The book is called Feel the Fear And Do it Anyway, by Susan Jeffers, which Maritza was using for the summer program that we offer to our students as part of the Educational Opportunities Program at the University.



That book's title was precisely the message I needed to hear. I needed to feel the fear but do it anyway.

So, THANKS MARITZA!

The first entry in the diary originally ran as an essay on the Huffington Post. But it is the second diary entry that really captures the irony of this endeavor. Here it is, called, "Who Me? Teach Happiness? But I'm Depressed!"

1 comment:

  1. A few years ago, one of my 11th graders studied the science of happiness for her independent study in my English lit and comp class. For her project she kept a happiness journal. I learned a lot through her responses during the six week unit and the timing was as ironic as the need to teach happiness: I was going through a period of depression.

    That summer, knowing I had to do something I started a happiness journal of my own.

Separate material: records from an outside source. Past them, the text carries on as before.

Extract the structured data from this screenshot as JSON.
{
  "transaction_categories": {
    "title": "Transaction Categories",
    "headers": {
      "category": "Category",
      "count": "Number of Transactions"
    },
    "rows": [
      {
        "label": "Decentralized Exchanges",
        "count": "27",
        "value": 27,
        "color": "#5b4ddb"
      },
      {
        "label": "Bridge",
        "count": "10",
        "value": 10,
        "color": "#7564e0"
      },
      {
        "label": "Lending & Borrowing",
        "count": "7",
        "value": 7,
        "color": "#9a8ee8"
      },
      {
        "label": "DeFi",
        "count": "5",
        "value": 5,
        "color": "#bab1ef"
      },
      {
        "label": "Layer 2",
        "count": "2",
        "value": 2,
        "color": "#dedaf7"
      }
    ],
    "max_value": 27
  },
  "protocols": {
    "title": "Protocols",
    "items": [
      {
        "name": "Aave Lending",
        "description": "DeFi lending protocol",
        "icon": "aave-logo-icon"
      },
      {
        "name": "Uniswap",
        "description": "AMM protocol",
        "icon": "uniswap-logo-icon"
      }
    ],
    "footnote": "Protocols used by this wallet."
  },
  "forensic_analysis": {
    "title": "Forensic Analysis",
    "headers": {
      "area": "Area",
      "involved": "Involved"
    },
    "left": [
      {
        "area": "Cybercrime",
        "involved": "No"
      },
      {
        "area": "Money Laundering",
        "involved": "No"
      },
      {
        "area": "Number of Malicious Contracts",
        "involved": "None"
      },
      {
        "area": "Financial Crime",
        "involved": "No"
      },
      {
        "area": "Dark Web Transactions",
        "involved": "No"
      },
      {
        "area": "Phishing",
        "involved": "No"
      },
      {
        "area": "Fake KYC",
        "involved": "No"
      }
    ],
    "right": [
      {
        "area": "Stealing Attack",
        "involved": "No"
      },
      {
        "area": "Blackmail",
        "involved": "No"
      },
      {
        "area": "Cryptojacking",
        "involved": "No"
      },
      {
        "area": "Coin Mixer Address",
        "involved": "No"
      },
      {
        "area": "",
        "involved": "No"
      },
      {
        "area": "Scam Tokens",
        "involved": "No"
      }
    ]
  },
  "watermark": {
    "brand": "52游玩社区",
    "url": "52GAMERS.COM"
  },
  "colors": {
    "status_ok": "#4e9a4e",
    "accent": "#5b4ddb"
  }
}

I don't write anything, but for the two years I was climbing out of the pit, I clipped, collected, and saved anything that made me smile or laugh: notes from my students, stuff from my mother, photographs, cartoons, jokes, pictures, poetry...the act of making the journal helped me tremendously as did going through the journal on dark days. I haven't touched it in four months now, but I know where it sits should I need a little light.

    I'm glad you found your light. Wish I were near enough to audit the course.